Nusahariamedia.com – Himpunan Mahasiswa Islam (HMI) Cabang Garut melakukan silaturahmi sekaligus audiensi strategis dengan Bupati Garut, Abdusy Syakur Amin, pada Minggu malam (27/4/2025) sekitar pukul 21.00 WIB di Pendopo Garut.
Dalam pertemuan tersebut, HMI Cabang Garut menyerahkan dua dokumen policy brief yang berisi kajian akademik dan rekomendasi kebijakan terkait penguatan fiskal daerah serta optimalisasi implementasi regulasi pembangunan.
Ketua Umum HMI Cabang Garut, Yusup Saepul Hayat, menyampaikan bahwa policy brief pertama menyoroti rendahnya tingkat kemandirian fiskal Kabupaten Garut. Berdasarkan kajian HMI, kontribusi Pendapatan Asli Daerah (PAD) masih berada pada kisaran ±16,7% dari total APBD, yang menunjukkan ketergantungan tinggi terhadap pemerintah pusat .
“Permasalahan utama bukan semata pada keterbatasan ekonomi daerah, tetapi pada tidak optimalnya implementasi kebijakan, khususnya Perda Nomor 20 Tahun 2012 tentang pembentukan BUMD,” ujar Yusup.
Dalam dokumen tersebut, HMI menegaskan bahwa Badan Usaha Milik Daerah (BUMD) yang telah dibentuk secara normatif belum berfungsi optimal sebagai instrumen ekonomi daerah. Akibatnya, potensi sektor strategis seperti pariwisata, pertanian, dan perdagangan belum terkonversi menjadi sumber PAD yang signifikan .
Oleh karena itu, HMI mendorong Pemerintah Kabupaten Garut untuk segera mengaktivasi dan merevitalisasi BUMD secara profesional sebagai langkah strategis dalam meningkatkan PAD dan memperkuat kemandirian fiskal daerah.
Sementara itu, policy brief kedua menyoroti implementasi Peraturan Daerah Kabupaten Garut Nomor 11 Tahun 2025 tentang Tanggung Jawab Sosial dan Lingkungan Perusahaan (TJSLP). HMI menilai bahwa hingga saat ini kebijakan tersebut belum berjalan efektif karena belum diterbitkannya Peraturan Bupati sebagai aturan teknis serta belum terbentuknya Forum TJSLP .

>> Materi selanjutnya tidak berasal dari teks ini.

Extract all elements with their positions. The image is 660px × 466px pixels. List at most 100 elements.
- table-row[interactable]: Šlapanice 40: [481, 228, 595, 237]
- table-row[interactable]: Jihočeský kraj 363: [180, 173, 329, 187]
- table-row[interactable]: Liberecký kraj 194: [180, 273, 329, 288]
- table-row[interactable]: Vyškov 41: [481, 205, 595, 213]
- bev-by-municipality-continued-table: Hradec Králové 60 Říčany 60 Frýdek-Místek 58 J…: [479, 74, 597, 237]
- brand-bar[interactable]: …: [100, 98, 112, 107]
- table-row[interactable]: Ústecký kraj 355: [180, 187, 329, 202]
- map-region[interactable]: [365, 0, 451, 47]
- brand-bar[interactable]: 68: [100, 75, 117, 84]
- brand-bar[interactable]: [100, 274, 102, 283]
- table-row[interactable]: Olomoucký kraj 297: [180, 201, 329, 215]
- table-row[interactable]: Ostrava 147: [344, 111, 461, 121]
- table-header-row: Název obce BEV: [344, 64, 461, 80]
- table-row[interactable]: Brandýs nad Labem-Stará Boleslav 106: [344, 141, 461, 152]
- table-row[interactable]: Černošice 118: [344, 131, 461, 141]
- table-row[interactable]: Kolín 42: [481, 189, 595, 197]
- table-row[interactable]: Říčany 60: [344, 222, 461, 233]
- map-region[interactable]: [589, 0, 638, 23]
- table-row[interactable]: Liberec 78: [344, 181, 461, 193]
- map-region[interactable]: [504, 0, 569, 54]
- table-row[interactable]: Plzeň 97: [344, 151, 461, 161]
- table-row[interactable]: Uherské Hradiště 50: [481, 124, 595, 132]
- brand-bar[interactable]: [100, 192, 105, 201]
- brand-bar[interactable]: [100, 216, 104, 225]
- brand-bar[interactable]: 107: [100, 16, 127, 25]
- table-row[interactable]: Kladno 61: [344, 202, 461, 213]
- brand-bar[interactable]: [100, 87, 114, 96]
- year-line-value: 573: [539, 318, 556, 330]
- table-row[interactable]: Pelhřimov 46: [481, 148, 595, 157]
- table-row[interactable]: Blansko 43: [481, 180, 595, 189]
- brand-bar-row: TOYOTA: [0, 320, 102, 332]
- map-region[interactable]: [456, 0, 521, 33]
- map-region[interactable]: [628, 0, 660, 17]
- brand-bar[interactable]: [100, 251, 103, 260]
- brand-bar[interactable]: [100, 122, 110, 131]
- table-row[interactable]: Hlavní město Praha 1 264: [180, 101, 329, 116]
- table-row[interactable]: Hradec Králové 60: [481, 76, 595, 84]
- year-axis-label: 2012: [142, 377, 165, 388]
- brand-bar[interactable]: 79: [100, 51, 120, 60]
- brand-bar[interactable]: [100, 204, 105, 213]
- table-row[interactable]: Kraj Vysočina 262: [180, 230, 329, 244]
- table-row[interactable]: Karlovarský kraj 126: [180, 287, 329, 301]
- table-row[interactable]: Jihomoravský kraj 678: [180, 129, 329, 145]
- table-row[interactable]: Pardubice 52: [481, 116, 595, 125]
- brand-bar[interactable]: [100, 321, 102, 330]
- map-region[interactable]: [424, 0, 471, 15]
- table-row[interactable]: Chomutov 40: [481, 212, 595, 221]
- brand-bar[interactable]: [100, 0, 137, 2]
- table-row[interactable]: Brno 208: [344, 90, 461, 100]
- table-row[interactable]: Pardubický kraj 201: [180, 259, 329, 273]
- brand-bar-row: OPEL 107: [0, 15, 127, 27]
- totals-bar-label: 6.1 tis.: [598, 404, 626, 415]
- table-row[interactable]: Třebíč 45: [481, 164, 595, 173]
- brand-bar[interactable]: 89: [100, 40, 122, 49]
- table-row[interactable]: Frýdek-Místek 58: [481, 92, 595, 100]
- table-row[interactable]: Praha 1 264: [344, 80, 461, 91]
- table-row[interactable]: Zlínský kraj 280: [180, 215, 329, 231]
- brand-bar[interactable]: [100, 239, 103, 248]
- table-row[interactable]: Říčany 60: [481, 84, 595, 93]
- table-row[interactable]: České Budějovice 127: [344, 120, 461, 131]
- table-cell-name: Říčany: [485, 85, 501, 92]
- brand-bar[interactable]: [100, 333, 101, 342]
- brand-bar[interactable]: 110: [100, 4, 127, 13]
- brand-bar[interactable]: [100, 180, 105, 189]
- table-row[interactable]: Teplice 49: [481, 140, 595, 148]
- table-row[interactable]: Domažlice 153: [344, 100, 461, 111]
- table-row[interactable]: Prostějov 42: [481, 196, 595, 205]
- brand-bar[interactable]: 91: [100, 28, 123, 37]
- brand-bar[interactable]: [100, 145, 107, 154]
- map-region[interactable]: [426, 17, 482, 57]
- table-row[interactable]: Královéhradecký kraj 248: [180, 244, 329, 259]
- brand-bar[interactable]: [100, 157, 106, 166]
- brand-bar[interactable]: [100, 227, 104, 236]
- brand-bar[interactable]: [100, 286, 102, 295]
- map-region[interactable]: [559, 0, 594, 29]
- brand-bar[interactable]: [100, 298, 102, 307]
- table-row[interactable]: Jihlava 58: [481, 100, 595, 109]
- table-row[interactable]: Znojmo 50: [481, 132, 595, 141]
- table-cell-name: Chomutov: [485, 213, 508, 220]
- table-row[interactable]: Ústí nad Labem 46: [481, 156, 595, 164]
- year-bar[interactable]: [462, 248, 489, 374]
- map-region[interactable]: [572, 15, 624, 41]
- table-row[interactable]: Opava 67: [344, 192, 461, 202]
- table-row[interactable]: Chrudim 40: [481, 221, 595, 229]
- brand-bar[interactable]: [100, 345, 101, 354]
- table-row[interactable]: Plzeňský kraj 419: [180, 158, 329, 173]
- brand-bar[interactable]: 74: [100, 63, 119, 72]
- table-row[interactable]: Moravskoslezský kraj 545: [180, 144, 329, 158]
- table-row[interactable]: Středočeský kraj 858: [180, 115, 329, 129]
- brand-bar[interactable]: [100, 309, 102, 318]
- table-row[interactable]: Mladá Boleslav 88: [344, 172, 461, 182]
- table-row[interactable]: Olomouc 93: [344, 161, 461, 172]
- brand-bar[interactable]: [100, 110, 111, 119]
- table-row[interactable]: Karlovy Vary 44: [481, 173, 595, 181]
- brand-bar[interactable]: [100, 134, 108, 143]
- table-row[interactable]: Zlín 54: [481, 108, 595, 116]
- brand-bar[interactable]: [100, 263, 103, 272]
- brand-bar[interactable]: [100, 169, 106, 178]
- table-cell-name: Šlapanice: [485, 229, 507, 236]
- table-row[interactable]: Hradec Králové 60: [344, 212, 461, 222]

“Kondisi ini menyebabkan program TJSLP masih berjalan parsial, tidak terintegrasi dengan perencanaan pembangunan daerah, dan berpotensi tidak tepat sasaran,” lanjut Yusup.
Padahal, menurut HMI, potensi TJSLP di Kabupaten Garut sangat besar dan dapat menjadi sumber pembiayaan alternatif di luar APBD apabila dikelola secara sistematis, terkoordinasi, dan akuntabel .
Dalam rekomendasinya, HMI mendesak Pemerintah Kabupaten Garut untuk segera menerbitkan Peraturan Bupati dan membentuk Forum TJSLP guna memastikan efektivitas, transparansi, dan keberlanjutan program.
Bupati Garut, Abdusy Syakur Amin, menerima langsung kedua dokumen policy brief tersebut dan menyambut baik kontribusi pemikiran dari HMI Cabang Garut. Ia menilai masukan dari kalangan mahasiswa menjadi bagian penting dalam proses penguatan kebijakan daerah.
Pertemuan berlangsung dalam suasana dialogis dan konstruktif, dengan harapan dapat memperkuat sinergi antara pemerintah daerah dan elemen mahasiswa dalam mendorong pembangunan Kabupaten Garut yang lebih mandiri, progresif, dan berorientasi pada kesejahteraan masyarakat.